Personal information
- Date of birth: 24 August 1993 (age 32)
- Place of birth: Berlin, Germany
- Height: 1.80 m (5 ft 11 in)
- Position: Midfielder

Team information
- Current team: Eintracht Mahlsdorf

Youth career
- 0000–2011: Union Berlin

Senior career*
- Years: Team / Apps / (Gls)
- 2011–2014: Union Berlin II / 14 / (1)
- 2012–2015: Union Berlin / 55 / (5)
- 2015–2016: Arminia Bielefeld / 4 / (0)
- 2016–2017: Chemnitzer FC / 29 / (1)
- 2017–2018: Würzburger Kickers / 9 / (1)
- 2018–2020: Hallescher FC / 54 / (5)
- 2021–2022: Viktoria Berlin / 33 / (3)
- 2022–2024: Kickers Offenbach / 49 / (7)
- 2024–: Eintracht Mahlsdorf / 0 / (0)

= Björn Jopek =

German footballer (born 1993)

Björn Jopek (born 24 August 1993) is a German professional footballer who plays as a midfielder for Eintracht Mahlsdorf.

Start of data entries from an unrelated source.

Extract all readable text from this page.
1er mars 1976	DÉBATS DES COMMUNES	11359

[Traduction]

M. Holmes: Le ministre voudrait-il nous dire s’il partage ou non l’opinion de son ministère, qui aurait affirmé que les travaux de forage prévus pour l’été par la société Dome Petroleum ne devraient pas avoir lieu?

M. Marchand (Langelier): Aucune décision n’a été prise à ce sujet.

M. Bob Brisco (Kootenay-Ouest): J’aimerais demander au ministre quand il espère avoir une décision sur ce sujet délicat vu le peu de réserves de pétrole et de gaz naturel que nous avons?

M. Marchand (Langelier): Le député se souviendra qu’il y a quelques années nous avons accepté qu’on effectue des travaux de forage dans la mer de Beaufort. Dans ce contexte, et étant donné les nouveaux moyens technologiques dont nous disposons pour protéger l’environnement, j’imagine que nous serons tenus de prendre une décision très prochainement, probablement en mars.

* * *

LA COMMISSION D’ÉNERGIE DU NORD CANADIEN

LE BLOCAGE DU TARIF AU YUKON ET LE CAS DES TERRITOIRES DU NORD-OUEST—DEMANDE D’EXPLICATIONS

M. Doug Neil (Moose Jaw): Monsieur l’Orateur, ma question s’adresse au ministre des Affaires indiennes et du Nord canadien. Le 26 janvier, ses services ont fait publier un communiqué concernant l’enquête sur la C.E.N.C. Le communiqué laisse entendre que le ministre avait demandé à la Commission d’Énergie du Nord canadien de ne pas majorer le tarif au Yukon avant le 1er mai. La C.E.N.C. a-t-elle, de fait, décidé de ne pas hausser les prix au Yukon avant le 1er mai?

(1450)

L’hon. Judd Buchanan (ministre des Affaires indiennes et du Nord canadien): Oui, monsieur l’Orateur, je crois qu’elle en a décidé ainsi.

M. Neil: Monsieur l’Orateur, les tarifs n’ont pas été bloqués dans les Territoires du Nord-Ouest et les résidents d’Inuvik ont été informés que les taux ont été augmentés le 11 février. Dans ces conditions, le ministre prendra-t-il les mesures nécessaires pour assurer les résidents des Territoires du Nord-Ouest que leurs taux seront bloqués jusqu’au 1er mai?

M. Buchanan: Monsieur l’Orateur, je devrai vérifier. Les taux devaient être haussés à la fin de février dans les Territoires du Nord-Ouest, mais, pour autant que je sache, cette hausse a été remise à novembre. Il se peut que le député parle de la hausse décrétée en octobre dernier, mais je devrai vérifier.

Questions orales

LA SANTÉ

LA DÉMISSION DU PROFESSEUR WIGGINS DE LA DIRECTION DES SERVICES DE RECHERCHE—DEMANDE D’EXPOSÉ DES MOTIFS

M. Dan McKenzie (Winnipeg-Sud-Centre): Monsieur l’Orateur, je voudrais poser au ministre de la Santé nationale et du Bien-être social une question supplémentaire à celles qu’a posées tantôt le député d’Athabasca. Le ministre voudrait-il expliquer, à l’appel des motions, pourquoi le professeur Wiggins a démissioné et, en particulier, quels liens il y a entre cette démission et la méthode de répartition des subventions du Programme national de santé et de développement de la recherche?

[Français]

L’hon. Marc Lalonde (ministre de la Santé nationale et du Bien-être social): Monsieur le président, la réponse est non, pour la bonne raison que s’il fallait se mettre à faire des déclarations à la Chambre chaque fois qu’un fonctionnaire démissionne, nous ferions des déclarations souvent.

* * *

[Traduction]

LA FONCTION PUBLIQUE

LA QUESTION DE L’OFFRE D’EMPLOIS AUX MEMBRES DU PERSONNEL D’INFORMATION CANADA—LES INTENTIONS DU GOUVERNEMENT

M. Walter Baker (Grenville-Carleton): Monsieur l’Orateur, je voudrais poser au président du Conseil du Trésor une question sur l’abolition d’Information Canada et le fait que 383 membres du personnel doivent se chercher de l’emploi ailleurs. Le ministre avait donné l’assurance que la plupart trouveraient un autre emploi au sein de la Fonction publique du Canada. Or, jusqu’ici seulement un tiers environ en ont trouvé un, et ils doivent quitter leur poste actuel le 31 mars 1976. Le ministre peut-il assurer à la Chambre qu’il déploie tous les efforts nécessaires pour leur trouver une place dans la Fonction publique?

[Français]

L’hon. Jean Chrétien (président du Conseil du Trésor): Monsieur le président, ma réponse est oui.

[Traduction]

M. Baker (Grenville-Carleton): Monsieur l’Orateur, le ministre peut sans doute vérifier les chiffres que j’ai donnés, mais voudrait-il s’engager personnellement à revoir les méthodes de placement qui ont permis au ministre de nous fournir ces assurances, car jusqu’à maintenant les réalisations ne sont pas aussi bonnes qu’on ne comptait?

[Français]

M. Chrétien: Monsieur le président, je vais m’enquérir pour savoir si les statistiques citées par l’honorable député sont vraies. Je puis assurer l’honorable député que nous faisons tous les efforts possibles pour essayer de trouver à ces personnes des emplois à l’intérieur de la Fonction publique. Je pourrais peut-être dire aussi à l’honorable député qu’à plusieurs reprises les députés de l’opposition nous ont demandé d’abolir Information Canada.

His father Bernd was also a footballer.

==Career==
In June 2018, Jopek left 3. Liga side Würzburger Kickers to join league rivals Hallescher FC.

On 1 February 2021, after training with Viktoria Berlin since August 2020, Jopek joined the Regionalliga Nordost club on a contract until summer 2022.